Is good, yes!
Directed by I. Freleng; Story by Warren Foster; Animation by Gerry Chiniquy, Art Davis, Ben Washam, and Ted Bonnicksen; Layouts by Hawley Pratt; Backgrounds by Irv Wyner; Voice Characterization by Mel Blanc; Musical Direction by Milt Franklyn. A Looney Tune released on October 2, 1954.
During the 50’s there was a time where Mr. Freleng directed some shorts teaching about America’s economic systems. Sponsored by the Sloanne Foundation, all three of them had Sylvester in them to keep them relatively humorous. This is the first of them.
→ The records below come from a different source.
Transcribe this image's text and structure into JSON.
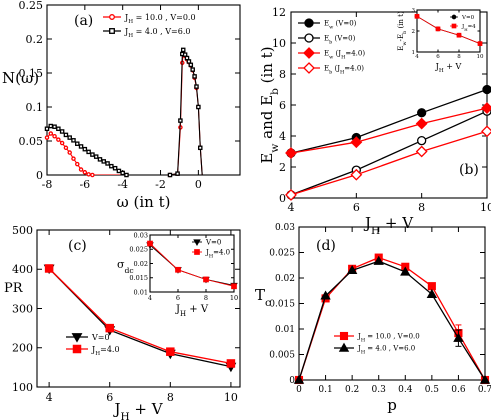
{
  "colors": {
    "black": "#000000",
    "red": "#ff0000",
    "background": "#ffffff"
  },
  "charts": [
    {
      "id": "a",
      "type": "line",
      "panel_label": "(a)",
      "xlabel": "ω (in t)",
      "ylabel": "N(ω)",
      "xlim": [
        -8,
        2.2
      ],
      "ylim": [
        0,
        0.25
      ],
      "xticks": [
        -8,
        -6,
        -4,
        -2,
        0
      ],
      "xtick_labels": [
        "-8",
        "-6",
        "-4",
        "-2",
        "0"
      ],
      "yticks": [
        0,
        0.05,
        0.1,
        0.15,
        0.2,
        0.25
      ],
      "ytick_labels": [
        "0",
        "0.05",
        "0.1",
        "0.15",
        "0.2",
        "0.25"
      ],
      "legend_position": "top-left",
      "series": [
        {
          "name": "J_H = 10.0 , V=0.0",
          "color": "#ff0000",
          "marker": "circle-open",
          "points": [
            [
              -8.0,
              0.055
            ],
            [
              -7.8,
              0.061
            ],
            [
              -7.6,
              0.057
            ],
            [
              -7.4,
              0.052
            ],
            [
              -7.2,
              0.047
            ],
            [
              -7.0,
              0.04
            ],
            [
              -6.8,
              0.033
            ],
            [
              -6.6,
              0.024
            ],
            [
              -6.4,
              0.016
            ],
            [
              -6.2,
              0.008
            ],
            [
              -6.0,
              0.004
            ],
            [
              -5.8,
              0.001
            ],
            [
              -5.6,
              0.0
            ],
            [
              -1.5,
              0.0
            ],
            [
              -1.1,
              0.002
            ],
            [
              -0.95,
              0.07
            ],
            [
              -0.85,
              0.165
            ],
            [
              -0.8,
              0.18
            ],
            [
              -0.7,
              0.175
            ],
            [
              -0.6,
              0.17
            ],
            [
              -0.5,
              0.166
            ],
            [
              -0.4,
              0.161
            ],
            [
              -0.3,
              0.154
            ],
            [
              -0.2,
              0.143
            ],
            [
              -0.1,
              0.128
            ],
            [
              0.0,
              0.1
            ],
            [
              0.1,
              0.04
            ],
            [
              0.2,
              0.0
            ],
            [
              2.2,
              0.0
            ]
          ]
        },
        {
          "name": "J_H = 4.0 , V=6.0",
          "color": "#000000",
          "marker": "square-open",
          "points": [
            [
              -8.0,
              0.068
            ],
            [
              -7.8,
              0.072
            ],
            [
              -7.6,
              0.071
            ],
            [
              -7.4,
              0.068
            ],
            [
              -7.2,
              0.064
            ],
            [
              -7.0,
              0.059
            ],
            [
              -6.8,
              0.055
            ],
            [
              -6.6,
              0.051
            ],
            [
              -6.4,
              0.046
            ],
            [
              -6.2,
              0.042
            ],
            [
              -6.0,
              0.038
            ],
            [
              -5.8,
              0.034
            ],
            [
              -5.6,
              0.03
            ],
            [
              -5.4,
              0.027
            ],
            [
              -5.2,
              0.023
            ],
            [
              -5.0,
              0.02
            ],
            [
              -4.8,
              0.017
            ],
            [
              -4.6,
              0.013
            ],
            [
              -4.4,
              0.01
            ],
            [
              -4.2,
              0.006
            ],
            [
              -4.0,
              0.003
            ],
            [
              -3.8,
              0.0
            ],
            [
              -1.5,
              0.0
            ],
            [
              -1.1,
              0.002
            ],
            [
              -0.95,
              0.08
            ],
            [
              -0.85,
              0.178
            ],
            [
              -0.8,
              0.184
            ],
            [
              -0.7,
              0.177
            ],
            [
              -0.6,
              0.172
            ],
            [
              -0.5,
              0.167
            ],
            [
              -0.4,
              0.162
            ],
            [
              -0.3,
              0.155
            ],
            [
              -0.2,
              0.145
            ],
            [
              -0.1,
              0.13
            ],
            [
              0.0,
              0.1
            ],
            [
              0.1,
              0.04
            ],
            [
              0.2,
              0.0
            ],
            [
              2.2,
              0.0
            ]
          ]
        }
      ]
    },
    {
      "id": "b",
      "type": "line",
      "panel_label": "(b)",
      "xlabel": "J_H + V",
      "ylabel": "E_w and E_b (in t)",
      "xlim": [
        4,
        10
      ],
      "ylim": [
        0,
        12
      ],
      "xticks": [
        4,
        6,
        8,
        10
      ],
      "xtick_labels": [
        "4",
        "6",
        "8",
        "10"
      ],
      "yticks": [
        0,
        2,
        4,
        6,
        8,
        10,
        12
      ],
      "ytick_labels": [
        "0",
        "2",
        "4",
        "6",
        "8",
        "10",
        "12"
      ],
      "legend_position": "top-left",
      "series": [
        {
          "name": "E_w (V=0)",
          "color": "#000000",
          "marker": "circle-filled",
          "points": [
            [
              4,
              2.9
            ],
            [
              6,
              3.9
            ],
            [
              8,
              5.5
            ],
            [
              10,
              7.0
            ]
          ]
        },
        {
          "name": "E_b (V=0)",
          "color": "#000000",
          "marker": "circle-open",
          "points": [
            [
              4,
              0.2
            ],
            [
              6,
              1.8
            ],
            [
              8,
              3.7
            ],
            [
              10,
              5.6
            ]
          ]
        },
        {
          "name": "E_w (J_H=4.0)",
          "color": "#ff0000",
          "marker": "diamond-filled",
          "points": [
            [
              4,
              2.9
            ],
            [
              6,
              3.6
            ],
            [
              8,
              4.8
            ],
            [
              10,
              5.8
            ]
          ]
        },
        {
          "name": "E_b (J_H=4.0)",
          "color": "#ff0000",
          "marker": "diamond-open",
          "points": [
            [
              4,
              0.2
            ],
            [
              6,
              1.5
            ],
            [
              8,
              3.0
            ],
            [
              10,
              4.3
            ]
          ]
        }
      ],
      "inset": {
        "xlabel": "J_H + V",
        "ylabel": "E_w-E_b (in t)",
        "xlim": [
          4,
          10
        ],
        "ylim": [
          1,
          3
        ],
        "xticks": [
          4,
          6,
          8,
          10
        ],
        "xtick_labels": [
          "4",
          "6",
          "8",
          "10"
        ],
        "yticks": [
          1,
          2,
          3
        ],
        "ytick_labels": [
          "1",
          "2",
          "3"
        ],
        "legend_position": "top-right",
        "series": [
          {
            "name": "V=0",
            "color": "#000000",
            "marker": "circle-filled",
            "points": [
              [
                4,
                2.7
              ],
              [
                6,
                2.1
              ],
              [
                8,
                1.8
              ],
              [
                10,
                1.4
              ]
            ]
          },
          {
            "name": "J_H=4",
            "color": "#ff0000",
            "marker": "square-filled",
            "points": [
              [
                4,
                2.7
              ],
              [
                6,
                2.1
              ],
              [
                8,
                1.8
              ],
              [
                10,
                1.4
              ]
            ]
          }
        ]
      }
    },
    {
      "id": "c",
      "type": "line",
      "panel_label": "(c)",
      "xlabel": "J_H + V",
      "ylabel": "PR",
      "xlim": [
        3.6,
        10.3
      ],
      "ylim": [
        100,
        500
      ],
      "xticks": [
        4,
        6,
        8,
        10
      ],
      "xtick_labels": [
        "4",
        "6",
        "8",
        "10"
      ],
      "yticks": [
        100,
        200,
        300,
        400,
        500
      ],
      "ytick_labels": [
        "100",
        "200",
        "300",
        "400",
        "500"
      ],
      "legend_position": "bottom-left",
      "series": [
        {
          "name": "V=0",
          "color": "#000000",
          "marker": "triangle-down-filled",
          "points": [
            [
              4,
              402
            ],
            [
              6,
              245
            ],
            [
              8,
              185
            ],
            [
              10,
              152
            ]
          ]
        },
        {
          "name": "J_H=4.0",
          "color": "#ff0000",
          "marker": "square-filled",
          "points": [
            [
              4,
              402
            ],
            [
              6,
              250
            ],
            [
              8,
              190
            ],
            [
              10,
              160
            ]
          ]
        }
      ],
      "inset": {
        "xlabel": "J_H + V",
        "ylabel": "σ_dc",
        "xlim": [
          4,
          10
        ],
        "ylim": [
          0.01,
          0.03
        ],
        "xticks": [
          4,
          6,
          8,
          10
        ],
        "xtick_labels": [
          "4",
          "6",
          "8",
          "10"
        ],
        "yticks": [
          0.01,
          0.015,
          0.02,
          0.025,
          0.03
        ],
        "ytick_labels": [
          "0.01",
          "0.015",
          "0.02",
          "0.025",
          "0.03"
        ],
        "legend_position": "top-right",
        "series": [
          {
            "name": "V=0",
            "color": "#000000",
            "marker": "triangle-down-filled",
            "points": [
              [
                4,
                0.0265
              ],
              [
                6,
                0.0178
              ],
              [
                8,
                0.0144
              ],
              [
                10,
                0.0123
              ]
            ]
          },
          {
            "name": "J_H=4.0",
            "color": "#ff0000",
            "marker": "square-filled",
            "points": [
              [
                4,
                0.027
              ],
              [
                6,
                0.0178
              ],
              [
                8,
                0.0144
              ],
              [
                10,
                0.012
              ]
            ]
          }
        ]
      }
    },
    {
      "id": "d",
      "type": "line",
      "panel_label": "(d)",
      "xlabel": "p",
      "ylabel": "T_c",
      "xlim": [
        0,
        0.7
      ],
      "ylim": [
        0,
        0.03
      ],
      "xticks": [
        0,
        0.1,
        0.2,
        0.3,
        0.4,
        0.5,
        0.6,
        0.7
      ],
      "xtick_labels": [
        "0",
        "0.1",
        "0.2",
        "0.3",
        "0.4",
        "0.5",
        "0.6",
        "0.7"
      ],
      "yticks": [
        0,
        0.005,
        0.01,
        0.015,
        0.02,
        0.025,
        0.03
      ],
      "ytick_labels": [
        "0",
        "0.005",
        "0.01",
        "0.015",
        "0.02",
        "0.025",
        "0.03"
      ],
      "legend_position": "bottom-center",
      "series": [
        {
          "name": "J_H = 10.0 , V=0.0",
          "color": "#ff0000",
          "marker": "square-filled",
          "points": [
            [
              0,
              0
            ],
            [
              0.1,
              0.016
            ],
            [
              0.2,
              0.0218
            ],
            [
              0.3,
              0.024
            ],
            [
              0.4,
              0.0222
            ],
            [
              0.5,
              0.0184
            ],
            [
              0.6,
              0.0092
            ],
            [
              0.7,
              0
            ]
          ],
          "errors": [
            0,
            0,
            0,
            0,
            0,
            0,
            0.0016,
            0
          ]
        },
        {
          "name": "J_H = 4.0 , V=6.0",
          "color": "#000000",
          "marker": "triangle-up-filled",
          "points": [
            [
              0,
              0
            ],
            [
              0.1,
              0.0165
            ],
            [
              0.2,
              0.0215
            ],
            [
              0.3,
              0.0233
            ],
            [
              0.4,
              0.0212
            ],
            [
              0.5,
              0.0168
            ],
            [
              0.6,
              0.0082
            ],
            [
              0.7,
              0
            ]
          ],
          "errors": [
            0,
            0,
            0,
            0,
            0,
            0,
            0.0016,
            0
          ]
        }
      ]
    }
  ]
}
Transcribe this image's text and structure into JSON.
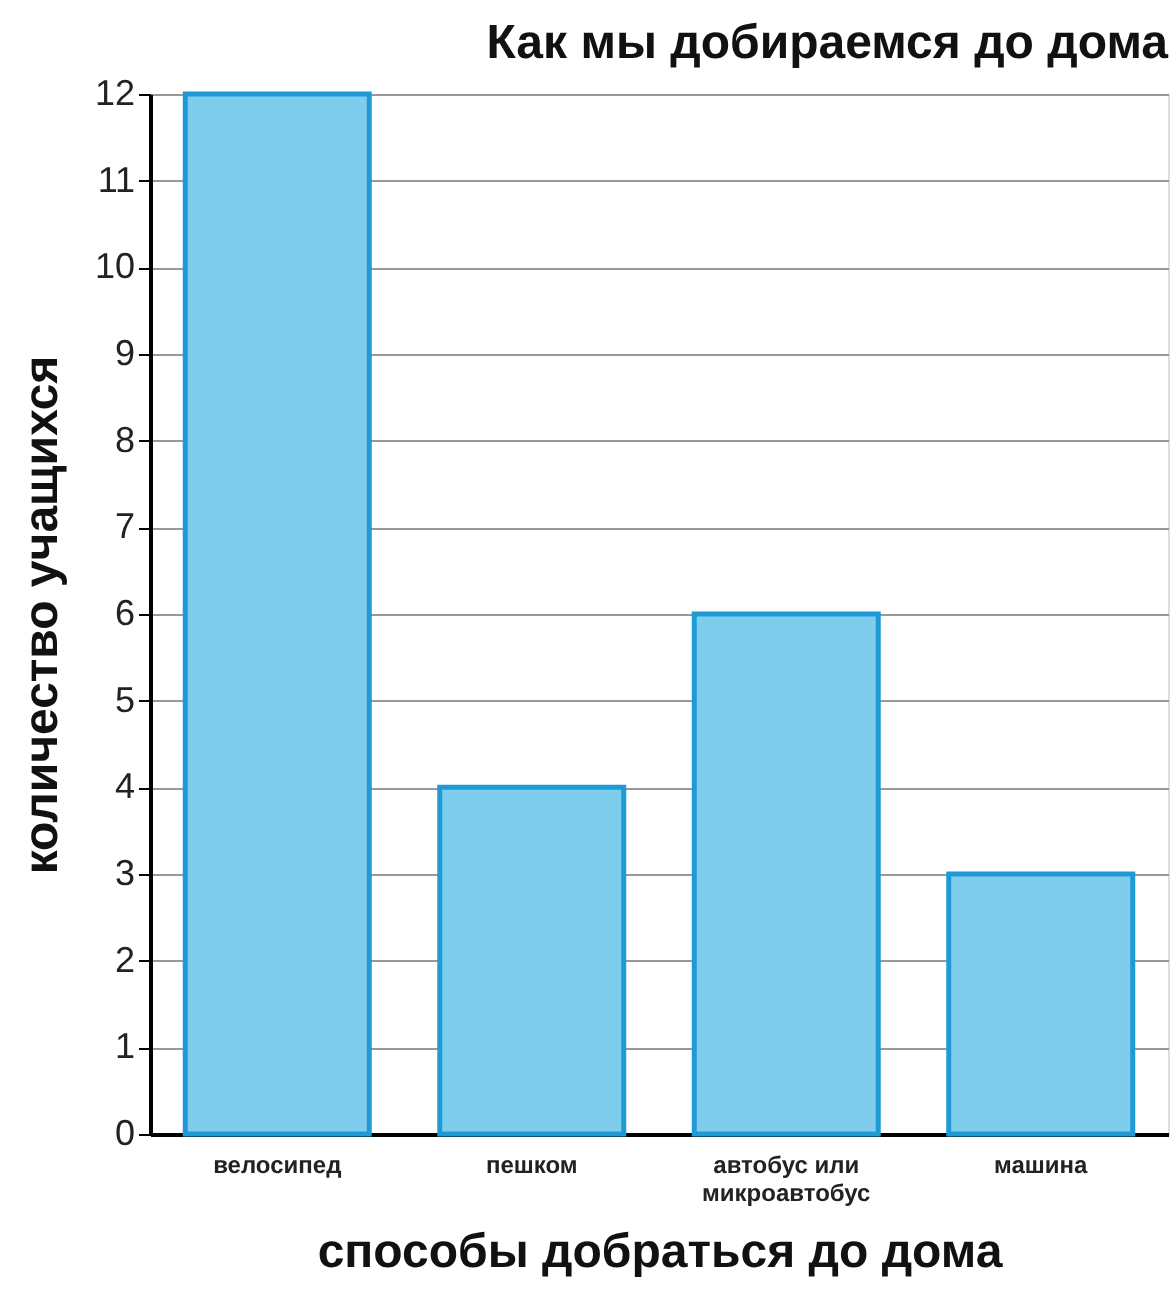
{
  "chart_data": {
    "type": "bar",
    "title": "Как мы добираемся до дома",
    "xlabel": "способы добраться до дома",
    "ylabel": "количество учащихся",
    "categories": [
      "велосипед",
      "пешком",
      "автобус или\nмикроавтобус",
      "машина"
    ],
    "values": [
      12,
      4,
      6,
      3
    ],
    "color": "#7fcdec",
    "ylim": [
      0,
      12
    ],
    "yticks": [
      0,
      1,
      2,
      3,
      4,
      5,
      6,
      7,
      8,
      9,
      10,
      11,
      12
    ],
    "grid": "y"
  }
}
In a German town called Knokwurst-on-der-Rye, (I hear they have good taste) a mouse named Hans has returned from America. His family eager to hear about his trip. It started off simply enough, he greeted his cousin, Willie and they set off to see the sights. Hans is amazed by all the technological advancements this new land has compared to what he’s familiar with. Surely, these are all very rich people to be able to afford all these wonderful things. Actually, no. But Willie isn’t exactly the best one to explain how the system works and so they visit a mouse at a university to explain things. Basically, the people who make these products, sell them for cheaper than it costs to make them. In such a competitive market, you have to cut prices to give the customer reason to take your product over theirs. Seeing as a cat is stalking them, the professor (who doesn’t really have a name, so I’m just going to call him that) slams Sylvester’s head in a book before continuing the discussion in a drawer. When the cat peeks in, he burns his whisker on the lighter they were using as a light source and as he goes to put it out, they relocate to a filing cabinet. To continue the discussion, selling things without making a profit, can work to the producers favor. If enough people want to buy his product, then in the end he will still make a good amount of money. Sylvester is able to find them easily, because they foolishly hid in the folder about mice. Luckily for them, it was also clearly about mallets. They hide in a water cooler. Can’t have a meal without a drink right? I like how Sylvester actually bothers to drink all the water he’s emptying to get them out. (No sense in wasting it.) But now he’s too waterlogged to catch up to his prey, and the professor is able to lure him into an open manhole. Hans finishes up his story. (Because I guess he came home after that.) His family now knows the ways of mass production. Correction: they always were quite aware of it. Mice have many offspring, after all.
Hope you aren’t trying to actually learn economics from me. I’m an animation historian/zoologist. I’m just summarizing what I got from this short. If you really want to know more, visit your local library. So you can use their computers to study. In today’s day and age, is there really any point in doing it the old way?